No points. No burndown charts. No sprint commitments. No velocity tracking. Just a relentless focus on landing meaningful work.
What Speedboat Is Not
| Not “move fast and break things” | Preview can be rough. Build and Land meet production standards. |
| Not one-week Scrum | It’s a steering rhythm for continuous flow, not a sprint under a different name. |
| Not “ship every Friday or fail” | A Landing can be a customer feature, a Sales demo, a platform improvement, or a decision to kill a bad idea. The ask is meaningful outcomes, not forced releases. |
| Not anti-Scrum for the sake of it | Scrum solved real problems. Speedboat is for teams where AI has changed the constraints Scrum was designed around. If Scrum is working for you, keep using it. |
Who This Is For
- Engineering teams using AI tools (Copilot, Cursor, etc.) who notice they’re producing more code but not shipping more value
- Teams where Scrum has degraded into sprint-shaped delivery without the discipline: no points, flexible scope, mixed work
- Leaders who want to run a low-risk trial of a different operating model without a transformation programme
- Anyone who’s felt the gap between “we’re building faster” and “customers are seeing more”
Start Here
| You are… | Read this |
|---|---|
| A leader evaluating whether to try this | Leadership Brief |
| A team about to adopt Speedboat | Getting Started |
| An engineer wanting the 2-minute version | One-Page Summary |
| A facilitator running a ceremony | Ceremony Guides |
| Setting up your board | Jira Setup |
| Stuck or confused about something | FAQ & Troubleshooting |
What’s In This Repo
speedboat/
├── docs/
│ ├── model.md # The full operating model
│ ├── one-page-summary.md # Printable one-pager
│ ├── leadership-brief.md # Proposal for leadership buy-in
│ └── faq.md # Common questions and troubleshooting
├── guides/
│ ├── getting-started.md # Week 0 checklist: launch in a day
│ ├── which-lane.md # Decision tree: where does this work belong?
│ ├── facilitation-rotation.md # How to rotate ceremony facilitation
│ └── ceremonies/
│ ├── set-course.md # Monday
│ ├── course-check.md # Wednesday
│ ├── the-landing.md # Friday
│ └── route-planning.md # Fortnightly
├── templates/
│ ├── landing-log.md # Track what landed, for whom, and why
│ ├── weekly-snapshot.md # Friday summary for your team channel
│ ├── preview-decision-record.md # Capture every Preview decision
│ ├── trial-evaluation.md # End-of-trial readout structure
│ └── team-survey.md # Anonymous team feedback survey
├── setup/
│ └── jira.md # Step-by-step board configuration
├── CHANGELOG.md
└── LICENSE # CC-BY-4.0
Principles
- Customer impact is the unit of progress
- Start less work than we think we can
- Preview cheaply, decide quickly
- Build fewer things at once
- Prioritise Landing over starting
- Make Run work visible
- Use AI aggressively, but keep human ownership
- Product owns value; Engineering owns production readiness
- In short weeks, reduce scope, not discipline
Decision Rights
| Decision | Default owner |
|---|---|
| Intended Landing for the week | Product and Engineering together |
| Preview decision: kill / park / continue / promote | Product and Engineering together |
| Production readiness for Build | Engineering |
| Priority of what enters Preview or Build | Product |
| Run prioritisation during incidents | Engineering |
Adapting Speedboat
This repo is a starting point, not a prescription. Things you should change for your context:
- Team size: Speedboat is designed for 4–5 engineers per team. If you have more, run multiple boats rather than one larger one.

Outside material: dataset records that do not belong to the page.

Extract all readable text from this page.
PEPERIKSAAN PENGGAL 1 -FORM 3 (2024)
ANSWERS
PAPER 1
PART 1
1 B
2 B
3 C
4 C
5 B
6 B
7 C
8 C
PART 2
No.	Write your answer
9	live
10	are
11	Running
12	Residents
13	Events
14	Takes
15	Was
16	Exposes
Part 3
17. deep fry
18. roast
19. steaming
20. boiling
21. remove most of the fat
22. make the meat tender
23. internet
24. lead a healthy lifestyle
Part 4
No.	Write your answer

- WIP limits: 3/3 assumes a team of 4–5. Adjust proportionally if your boat is smaller.
- Ceremony timing: Monday/Wednesday/Friday assumes a co-located or overlapping-timezone team. Shift as needed.
- Landing types: add types that matter to your business. Remove ones that don’t.

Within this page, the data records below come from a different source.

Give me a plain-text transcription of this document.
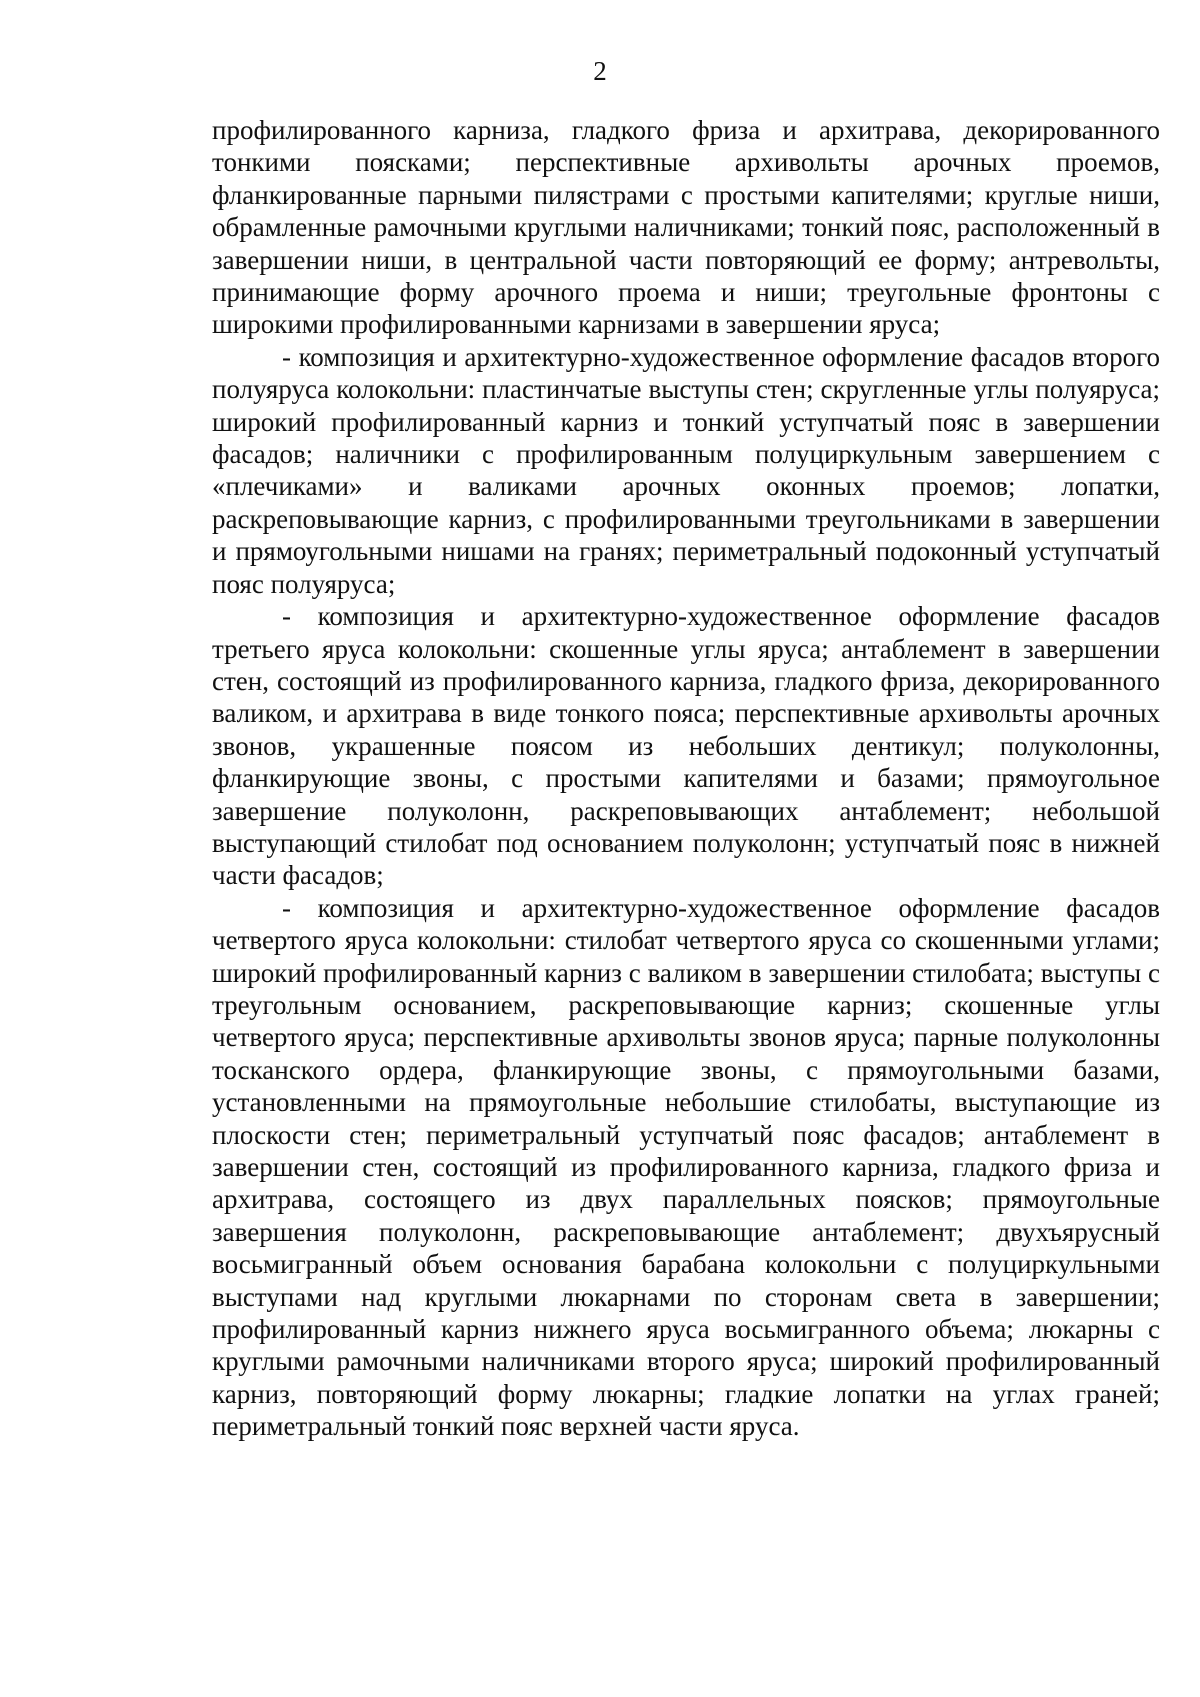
2

профилированного карниза, гладкого фриза и архитрава, декорированного тонкими поясками; перспективные архивольты арочных проемов, фланкированные парными пилястрами с простыми капителями; круглые ниши, обрамленные рамочными круглыми наличниками; тонкий пояс, расположенный в завершении ниши, в центральной части повторяющий ее форму; антревольты, принимающие форму арочного проема и ниши; треугольные фронтоны с широкими профилированными карнизами в завершении яруса;

- композиция и архитектурно-художественное оформление фасадов второго полуяруса колокольни: пластинчатые выступы стен; скругленные углы полуяруса; широкий профилированный карниз и тонкий уступчатый пояс в завершении фасадов; наличники с профилированным полуциркульным завершением с «плечиками» и валиками арочных оконных проемов; лопатки, раскреповывающие карниз, с профилированными треугольниками в завершении и прямоугольными нишами на гранях; периметральный подоконный уступчатый пояс полуяруса;

- композиция и архитектурно-художественное оформление фасадов третьего яруса колокольни: скошенные углы яруса; антаблемент в завершении стен, состоящий из профилированного карниза, гладкого фриза, декорированного валиком, и архитрава в виде тонкого пояса; перспективные архивольты арочных звонов, украшенные поясом из небольших дентикул; полуколонны, фланкирующие звоны, с простыми капителями и базами; прямоугольное завершение полуколонн, раскреповывающих антаблемент; небольшой выступающий стилобат под основанием полуколонн; уступчатый пояс в нижней части фасадов;

- композиция и архитектурно-художественное оформление фасадов четвертого яруса колокольни: стилобат четвертого яруса со скошенными углами; широкий профилированный карниз с валиком в завершении стилобата; выступы с треугольным основанием, раскреповывающие карниз; скошенные углы четвертого яруса; перспективные архивольты звонов яруса; парные полуколонны тосканского ордера, фланкирующие звоны, с прямоугольными базами, установленными на прямоугольные небольшие стилобаты, выступающие из плоскости стен; периметральный уступчатый пояс фасадов; антаблемент в завершении стен, состоящий из профилированного карниза, гладкого фриза и архитрава, состоящего из двух параллельных поясков; прямоугольные завершения полуколонн, раскреповывающие антаблемент; двухъярусный восьмигранный объем основания барабана колокольни с полуциркульными выступами над круглыми люкарнами по сторонам света в завершении; профилированный карниз нижнего яруса восьмигранного объема; люкарны с круглыми рамочными наличниками второго яруса; широкий профилированный карниз, повторяющий форму люкарны; гладкие лопатки на углах граней; периметральный тонкий пояс верхней части яруса.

- Run target: 20% is a starting point. If your system is unstable, it might be 40%. Be honest about it.
- Trial length: 4-6 weeks is enough to learn. Shorter is too noisy. Longer delays the decision.
Fork the repo. Make it yours. If you learn something useful, consider opening a PR or sharing what you changed.
Licence
CC-BY-4.0 — use it, adapt it, share it. Attribution appreciated.